While in Houston for a trunk show, Peter Copping visited The Menil Collection, where a curator told him how Dominique de Menil had collaborated with Charles James on the interior design of her presumably fabulous home. Paging Robin Leach.
“It got me thinking about the woman in her own environment,” said Copping during a Nina Ricci preview. He considered the decor of his muse’s home and how she would live there, waking up, lounging on her beautiful furniture and eventually getting ready for a fancy night out.
There were a million directions to go within this lifestyles-of-the-rich-and-famous fantasy and, curiously, Copping, who has a predilection for the precious, chose something quite womanly and subdued. He introduced his idea of off-duty, at-home luxury up front, opening with a slate gray cashmere blanket coat over a python-printed lilac satin dress, a strong color combination on a look meant to suggest relaxing in one’s PJs under a cozy throw. More literal versions were to come with cashmere pajama pants and subtle lingerie effects, like a bra-strap closure on the back of a slipdress. Copping curbed his flirtatious side in favor of stately sophistication.

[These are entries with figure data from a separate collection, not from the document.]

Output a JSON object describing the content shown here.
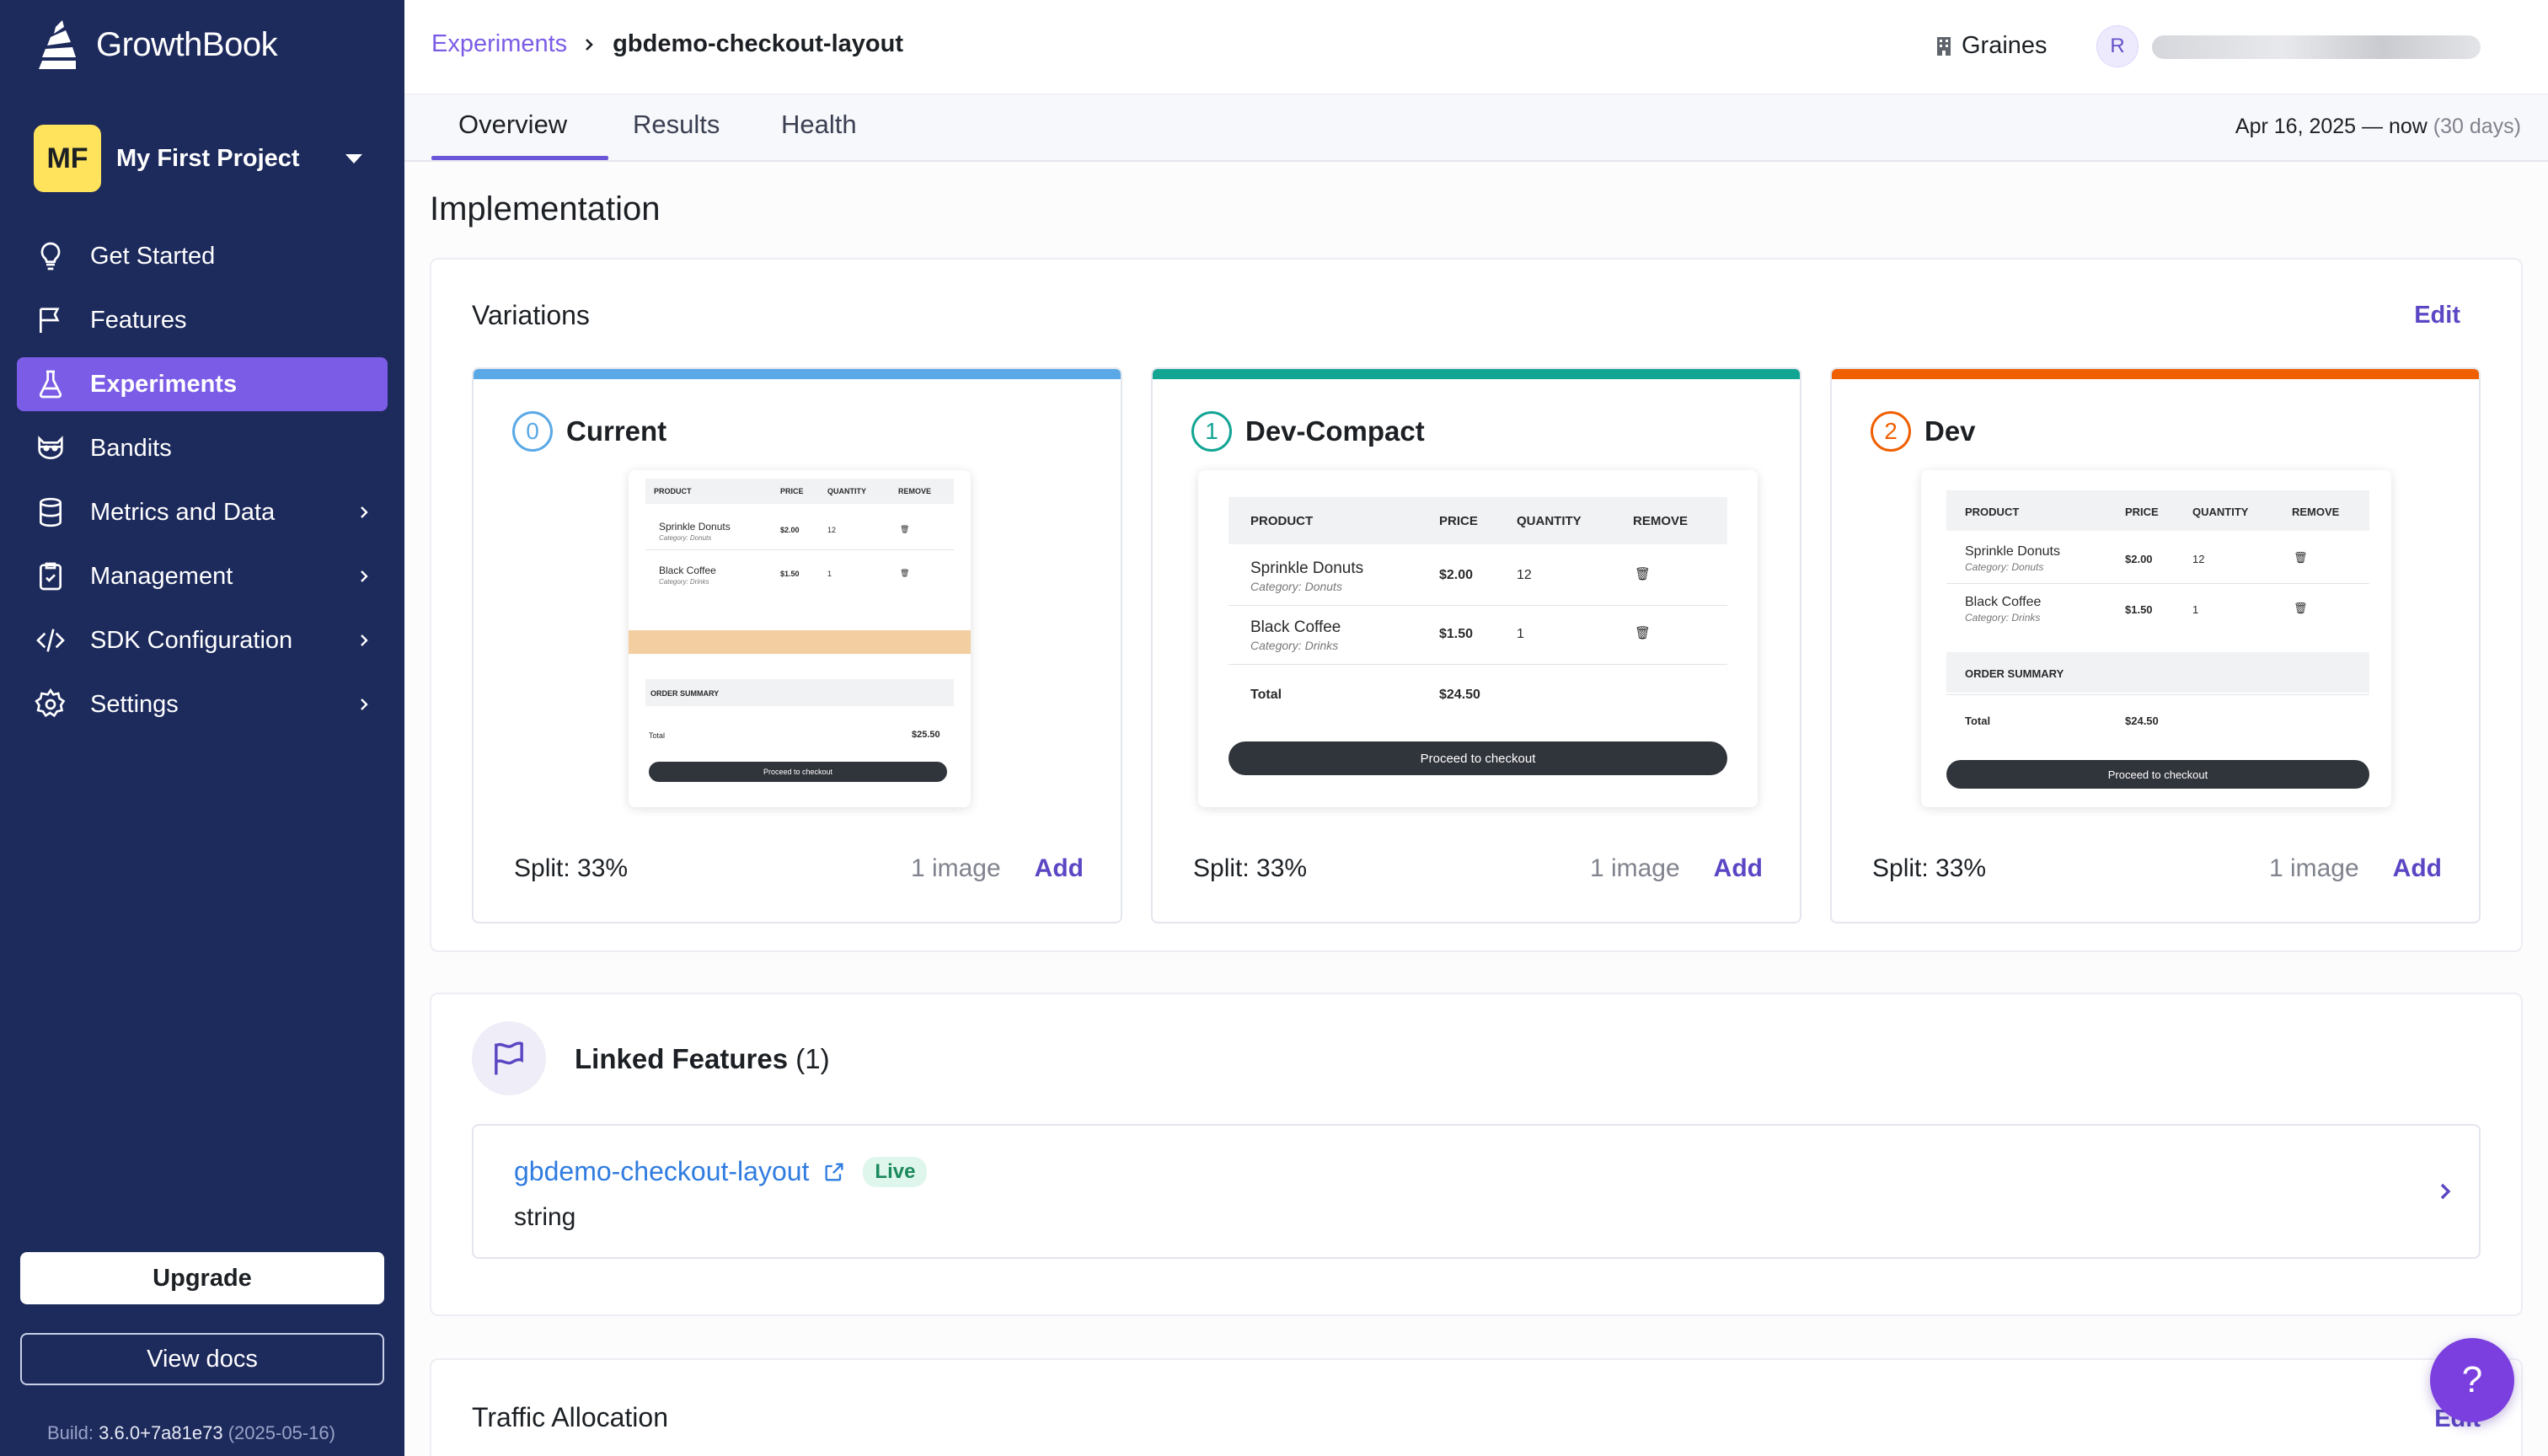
{
  "sidebar": {
    "brand": "GrowthBook",
    "project": {
      "initials": "MF",
      "name": "My First Project"
    },
    "items": [
      {
        "label": "Get Started",
        "icon": "lightbulb-icon"
      },
      {
        "label": "Features",
        "icon": "flag-icon"
      },
      {
        "label": "Experiments",
        "icon": "flask-icon",
        "active": true
      },
      {
        "label": "Bandits",
        "icon": "bandit-icon"
      },
      {
        "label": "Metrics and Data",
        "icon": "database-icon",
        "submenu": true
      },
      {
        "label": "Management",
        "icon": "clipboard-icon",
        "submenu": true
      },
      {
        "label": "SDK Configuration",
        "icon": "code-icon",
        "submenu": true
      },
      {
        "label": "Settings",
        "icon": "gear-icon",
        "submenu": true
      }
    ],
    "upgrade_label": "Upgrade",
    "docs_label": "View docs",
    "build_label": "Build:",
    "build_version": "3.6.0+7a81e73",
    "build_date": "(2025-05-16)"
  },
  "header": {
    "breadcrumb_root": "Experiments",
    "breadcrumb_current": "gbdemo-checkout-layout",
    "org": "Graines",
    "user_initial": "R"
  },
  "tabs": [
    "Overview",
    "Results",
    "Health"
  ],
  "date_range": {
    "text": "Apr 16, 2025 — now",
    "duration": "(30 days)"
  },
  "implementation": {
    "heading": "Implementation",
    "variations_title": "Variations",
    "edit_label": "Edit",
    "variations": [
      {
        "index": "0",
        "name": "Current",
        "split": "Split: 33%",
        "images": "1 image",
        "add": "Add",
        "color": "#5aa9e6"
      },
      {
        "index": "1",
        "name": "Dev-Compact",
        "split": "Split: 33%",
        "images": "1 image",
        "add": "Add",
        "color": "#12a594"
      },
      {
        "index": "2",
        "name": "Dev",
        "split": "Split: 33%",
        "images": "1 image",
        "add": "Add",
        "color": "#ef5f00"
      }
    ],
    "mock": {
      "headers": [
        "PRODUCT",
        "PRICE",
        "QUANTITY",
        "REMOVE"
      ],
      "rows": [
        {
          "name": "Sprinkle Donuts",
          "category": "Category: Donuts",
          "price": "$2.00",
          "qty": "12"
        },
        {
          "name": "Black Coffee",
          "category": "Category: Drinks",
          "price": "$1.50",
          "qty": "1"
        }
      ],
      "order_summary": "ORDER SUMMARY",
      "total_label": "Total",
      "total_current": "$25.50",
      "total": "$24.50",
      "checkout": "Proceed to checkout"
    }
  },
  "linked_features": {
    "title": "Linked Features",
    "count": "(1)",
    "feature_key": "gbdemo-checkout-layout",
    "status": "Live",
    "type": "string"
  },
  "traffic": {
    "title": "Traffic Allocation",
    "edit_label": "Edit"
  },
  "help_label": "?"
}
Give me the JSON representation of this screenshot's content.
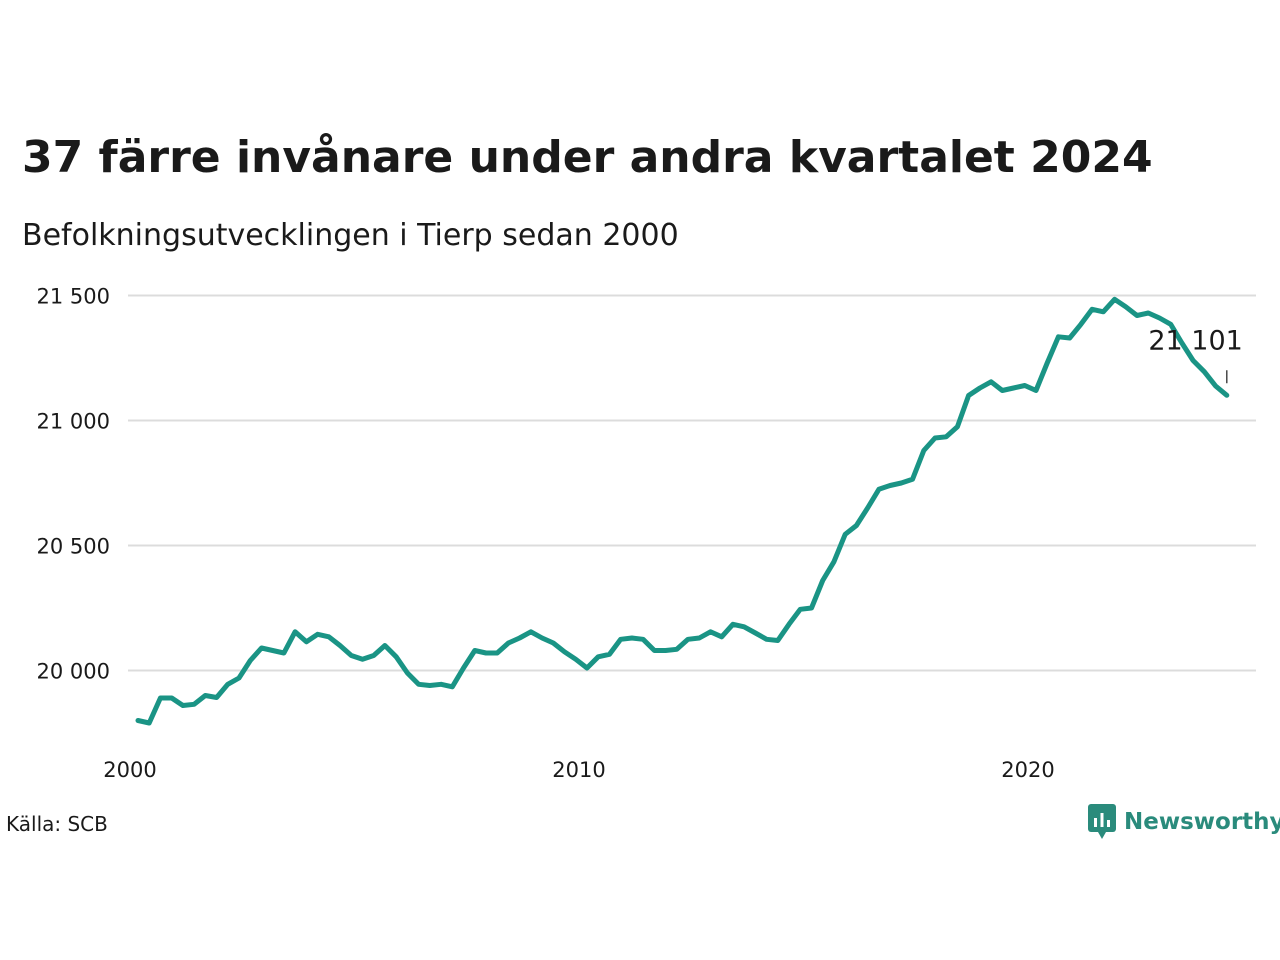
{
  "title": "37 färre invånare under andra kvartalet 2024",
  "subtitle": "Befolkningsutvecklingen i Tierp sedan 2000",
  "source": "Källa: SCB",
  "brand": "Newsworthy",
  "colors": {
    "line": "#1a9485",
    "grid": "#dcdcdc",
    "text": "#1a1a1a",
    "brand": "#2a8b7c"
  },
  "chart_data": {
    "type": "line",
    "title": "37 färre invånare under andra kvartalet 2024",
    "subtitle": "Befolkningsutvecklingen i Tierp sedan 2000",
    "xlabel": "",
    "ylabel": "",
    "grid": "horizontal",
    "xlim": [
      2000.0,
      2025.0
    ],
    "ylim": [
      19800,
      21550
    ],
    "y_ticks": [
      20000,
      20500,
      21000,
      21500
    ],
    "y_tick_labels": [
      "20 000",
      "20 500",
      "21 000",
      "21 500"
    ],
    "x_ticks": [
      2000,
      2010,
      2020
    ],
    "x_tick_labels": [
      "2000",
      "2010",
      "2020"
    ],
    "end_label": "21 101",
    "series": [
      {
        "x": [
          2000.0,
          2000.25,
          2000.5,
          2000.75,
          2001.0,
          2001.25,
          2001.5,
          2001.75,
          2002.0,
          2002.25,
          2002.5,
          2002.75,
          2003.0,
          2003.25,
          2003.5,
          2003.75,
          2004.0,
          2004.25,
          2004.5,
          2004.75,
          2005.0,
          2005.25,
          2005.5,
          2005.75,
          2006.0,
          2006.25,
          2006.5,
          2006.75,
          2007.0,
          2007.25,
          2007.5,
          2007.75,
          2008.0,
          2008.25,
          2008.5,
          2008.75,
          2009.0,
          2009.25,
          2009.5,
          2009.75,
          2010.0,
          2010.25,
          2010.5,
          2010.75,
          2011.0,
          2011.25,
          2011.5,
          2011.75,
          2012.0,
          2012.25,
          2012.5,
          2012.75,
          2013.0,
          2013.25,
          2013.5,
          2013.75,
          2014.0,
          2014.25,
          2014.5,
          2014.75,
          2015.0,
          2015.25,
          2015.5,
          2015.75,
          2016.0,
          2016.25,
          2016.5,
          2016.75,
          2017.0,
          2017.25,
          2017.5,
          2017.75,
          2018.0,
          2018.25,
          2018.5,
          2018.75,
          2019.0,
          2019.25,
          2019.5,
          2019.75,
          2020.0,
          2020.25,
          2020.5,
          2020.75,
          2021.0,
          2021.25,
          2021.5,
          2021.75,
          2022.0,
          2022.25,
          2022.5,
          2022.75,
          2023.0,
          2023.25,
          2023.5,
          2023.75,
          2024.0,
          2024.25
        ],
        "values": [
          19800,
          19790,
          19890,
          19890,
          19860,
          19865,
          19900,
          19892,
          19945,
          19970,
          20040,
          20090,
          20080,
          20070,
          20155,
          20115,
          20145,
          20135,
          20100,
          20060,
          20045,
          20060,
          20100,
          20055,
          19990,
          19945,
          19940,
          19945,
          19935,
          20010,
          20080,
          20070,
          20070,
          20110,
          20130,
          20155,
          20130,
          20110,
          20075,
          20045,
          20010,
          20055,
          20065,
          20125,
          20130,
          20125,
          20080,
          20080,
          20085,
          20125,
          20130,
          20155,
          20135,
          20185,
          20175,
          20150,
          20125,
          20120,
          20185,
          20245,
          20250,
          20360,
          20435,
          20545,
          20580,
          20650,
          20725,
          20740,
          20750,
          20765,
          20880,
          20930,
          20935,
          20975,
          21100,
          21130,
          21155,
          21120,
          21130,
          21140,
          21120,
          21230,
          21335,
          21330,
          21385,
          21445,
          21435,
          21485,
          21455,
          21420,
          21430,
          21410,
          21385,
          21310,
          21240,
          21195,
          21138,
          21101
        ]
      }
    ]
  }
}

The majority of the collection reflected the sturdy opulence of upholsteries: bonded Neoprene wool, leather, fur and brocades — all beautiful fabrics cut into plush, if hefty, clothes. Two purple and blue brocade looks were done in curving hourglass seams. Coats were trimmed with peltlike swaths of fur, and leather skirts came in thick folds. An Art Nouveau motif yielded a welcome dose of whimsy with iris prints on filmy silk dresses and gowns cut from crafty floral macramé.